The planet’s average temperature rose by a degree, compared to the mid-20th century baseline, to 58.3 degrees Fahrenheit. Although weather patterns cause yearly fluctuations, the trend is markedly toward rising temperatures, with each decade warmer, on average, than the one preceding it. The temperature increase parallels the increase in concentrations of atmospheric greenhouse gases.
The analysis of the year’s global temperature records was released by NASA’s Goddard Institute for Space Studies (GISS). Focusing on U.S. records, NOAA announced that 2012 was the warmest year documented in the continental U.S., a full degree Fahrenheit warmer than the previous warmest year, in 1998, and 3.2 degrees Fahrenheit above the 20th century average. Widespread drought accompanied the heat, with overall precipitation 2.57 inches below the 20th century average, earning the year a ranking as the 15th driest on record.

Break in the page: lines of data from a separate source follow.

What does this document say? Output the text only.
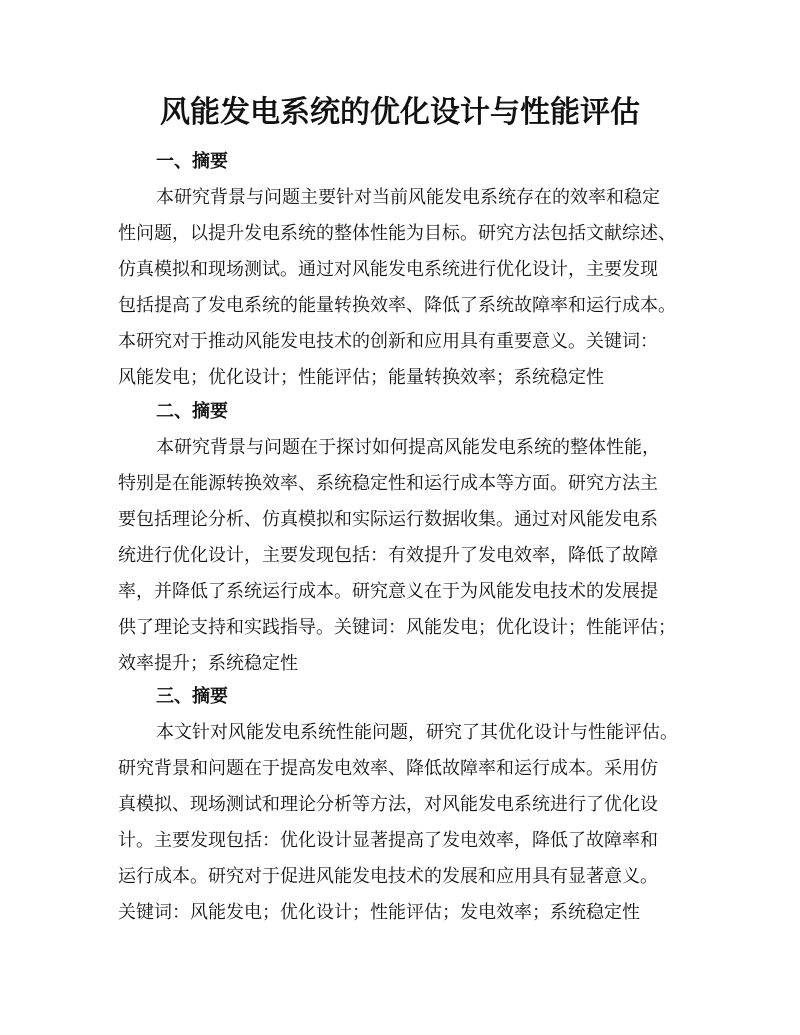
风能发电系统的优化设计与性能评估
一、摘要
本研究背景与问题主要针对当前风能发电系统存在的效率和稳定
性问题，以提升发电系统的整体性能为目标。研究方法包括文献综述、
仿真模拟和现场测试。通过对风能发电系统进行优化设计，主要发现
包括提高了发电系统的能量转换效率、降低了系统故障率和运行成本。
本研究对于推动风能发电技术的创新和应用具有重要意义。关键词：
风能发电；优化设计；性能评估；能量转换效率；系统稳定性
二、摘要
本研究背景与问题在于探讨如何提高风能发电系统的整体性能，
特别是在能源转换效率、系统稳定性和运行成本等方面。研究方法主
要包括理论分析、仿真模拟和实际运行数据收集。通过对风能发电系
统进行优化设计，主要发现包括：有效提升了发电效率，降低了故障
率，并降低了系统运行成本。研究意义在于为风能发电技术的发展提
供了理论支持和实践指导。关键词：风能发电；优化设计；性能评估；
效率提升；系统稳定性
三、摘要
本文针对风能发电系统性能问题，研究了其优化设计与性能评估。
研究背景和问题在于提高发电效率、降低故障率和运行成本。采用仿
真模拟、现场测试和理论分析等方法，对风能发电系统进行了优化设
计。主要发现包括：优化设计显著提高了发电效率，降低了故障率和
运行成本。研究对于促进风能发电技术的发展和应用具有显著意义。
关键词：风能发电；优化设计；性能评估；发电效率；系统稳定性
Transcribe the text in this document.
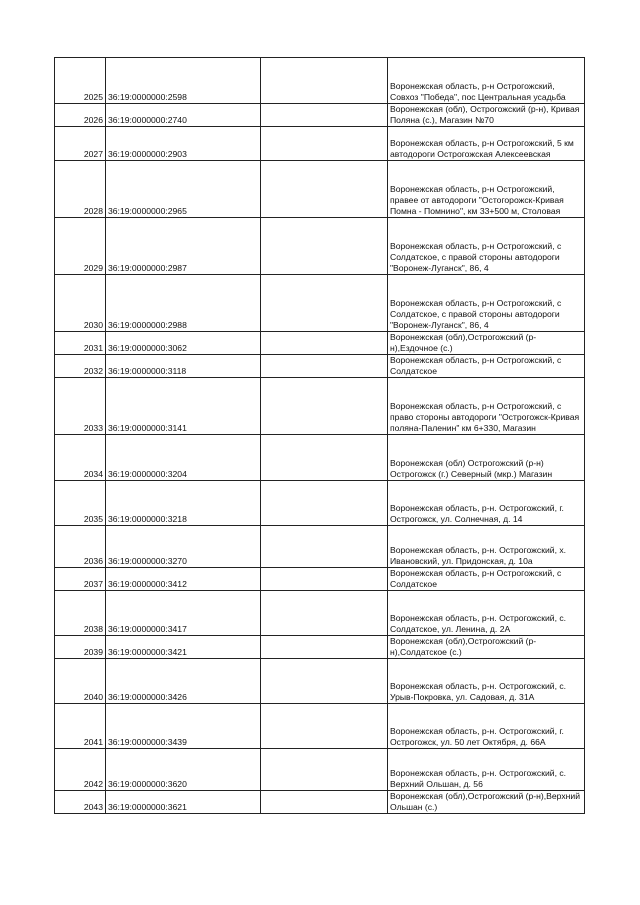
2025	36:19:0000000:2598		Воронежская область, р-н Острогожский, Совхоз "Победа", пос Центральная усадьба
2026	36:19:0000000:2740		Воронежская (обл), Острогожский (р-н), Кривая Поляна (с.), Магазин №70
2027	36:19:0000000:2903		Воронежская область, р-н Острогожский, 5 км автодороги Острогожская Алексеевская
2028	36:19:0000000:2965		Воронежская область, р-н Острогожский, правее от автодороги "Остогорожск-Кривая Помна - Помнино", км 33+500 м, Столовая
2029	36:19:0000000:2987		Воронежская область, р-н Острогожский, с Солдатское, с правой стороны автодороги "Воронеж-Луганск", 86, 4
2030	36:19:0000000:2988		Воронежская область, р-н Острогожский, с Солдатское, с правой стороны автодороги "Воронеж-Луганск", 86, 4
2031	36:19:0000000:3062		Воронежская (обл),Острогожский (р-н),Ездочное (с.)
2032	36:19:0000000:3118		Воронежская область, р-н Острогожский, с Солдатское
2033	36:19:0000000:3141		Воронежская область, р-н Острогожский, с право стороны автодороги "Острогожск-Кривая поляна-Паленин" км 6+330, Магазин
2034	36:19:0000000:3204		Воронежская (обл) Острогожский (р-н) Острогожск (г.) Северный (мкр.) Магазин
2035	36:19:0000000:3218		Воронежская область, р-н. Острогожский, г. Острогожск, ул. Солнечная, д. 14
2036	36:19:0000000:3270		Воронежская область, р-н. Острогожский, х. Ивановский, ул. Придонская, д. 10а
2037	36:19:0000000:3412		Воронежская область, р-н Острогожский, с Солдатское
2038	36:19:0000000:3417		Воронежская область, р-н. Острогожский, с. Солдатское, ул. Ленина, д. 2А
2039	36:19:0000000:3421		Воронежская (обл),Острогожский (р-н),Солдатское (с.)
2040	36:19:0000000:3426		Воронежская область, р-н. Острогожский, с. Урыв-Покровка, ул. Садовая, д. 31А
2041	36:19:0000000:3439		Воронежская область, р-н. Острогожский, г. Острогожск, ул. 50 лет Октября, д. 66А
2042	36:19:0000000:3620		Воронежская область, р-н. Острогожский, с. Верхний Ольшан, д. 56
2043	36:19:0000000:3621		Воронежская (обл),Острогожский (р-н),Верхний Ольшан (с.)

As startling as comparing averages is, local weather on any given day is what we experience. Every state among the lower 48 had above-average annual temperatures in 2012; 19 states experienced record high temperatures, and in 47 out of the 48 states there was some place that was hotter than ever before. GISS director James E. Hansen observes that “…the frequency of unusually warm extremes is increasing. It is the extremes that have the most impact on people and other life on the planet.”